Among other things, Pepper can count how many people are in a room, scan an area to look for a particular person, estimate an individual’s age, recognize facial expressions, and maintain eye contact during an interaction.

Another robot, named Zeno, looks more like a person and has motors in its face making it capable of closely mirroring human expression. The research team has been honing Zeno’s ability to mimic human facial communication in real time right down to eyebrow – and even eyeball – movement.

Ji sees computer vision as the next step in developing technologies that people interact with in their homes every day. Currently, most popular AI-enabled virtual assistants rely almost entirely on vocal interactions.

“There’s no vision component.

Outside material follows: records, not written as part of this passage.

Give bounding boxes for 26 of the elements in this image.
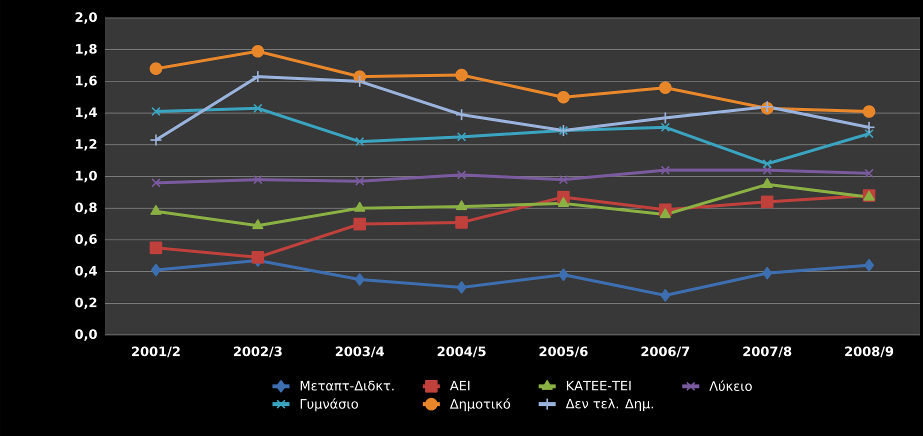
legend-label: Δεν τελ. Δημ. (566, 398, 653, 411)
legend-label: Μεταπτ-Διδκτ. (300, 380, 394, 391)
x-tick-label: 2004/5 (438, 346, 486, 358)
y-tick-label: 0,6 (75, 234, 97, 246)
y-tick-label: 1,8 (76, 44, 97, 56)
x-tick-label: 2003/4 (336, 346, 384, 358)
x-tick-label: 2002/3 (234, 346, 282, 358)
y-tick-label: 1,0 (76, 170, 97, 182)
legend-label: ΚΑΤΕΕ-ΤΕΙ (566, 380, 631, 390)
y-tick-label: 0,4 (75, 266, 97, 278)
x-tick-label: 2007/8 (743, 346, 792, 358)
legend-label: Γυμνάσιο (300, 398, 358, 412)
y-tick-label: 0,0 (75, 329, 97, 341)
y-tick-label: 0,8 (75, 202, 97, 214)
x-tick-label: 2005/6 (540, 346, 588, 358)
legend-label: ΑΕΙ (450, 380, 470, 390)
x-tick-label: 2008/9 (845, 346, 894, 358)
legend-label: Λύκειο (709, 380, 752, 391)
y-tick-label: 1,4 (76, 107, 97, 119)
y-tick-label: 2,0 (76, 12, 97, 24)
y-tick-label: 1,6 (76, 76, 97, 88)
y-tick-label: 1,2 (76, 139, 96, 151)
y-tick-label: 0,2 (75, 298, 96, 310)
legend-label: Δημοτικό (450, 398, 510, 412)
x-tick-label: 2001/2 (132, 346, 180, 358)
x-tick-label: 2006/7 (641, 346, 690, 358)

Basically, it’s an audio component only,” Ji said. “In the future, we think it’s going to be multimodal, with both verbal and nonverbal interaction with the robot.”

The team is working on other vision-centered developments, like technology that would be able to track eye movement. Tools like that could be applied to smart phones and tablets.

Ji said the research being done in his lab is currently being supported by the National Science Foundation and Defense Advanced Research Projects Agency. In addition, the Intelligent Systems Lab has received funding over the years from public and private sources including the U.S. Department of Defense, the U.S. Department of Transportation, and Honda.

What Ji’s team is developing could also be used to make roads safer, he said, by installing computer-vision systems into cars.

“We will be able to use this technology to ultimately detect if the driver is fatigued, or the driver is distracted,” he said. “The research that we’re doing is more human-centered AI. We want to develop AI, machine-learning technology, to extend not only humans’ physical capabilities, but also their cognitive capabilities.”

That’s where Pepper and Zeno come in. Ji envisions a time when robots could keep humans company and improve their lives. He said that is the ultimate goal.

“This robot could be a companion for humans in the future,” Ji said, pointing to Pepper. “It could listen to humans, understand human emotion, and respond through both verbal and non-verbal behaviors to meet humans’ needs.”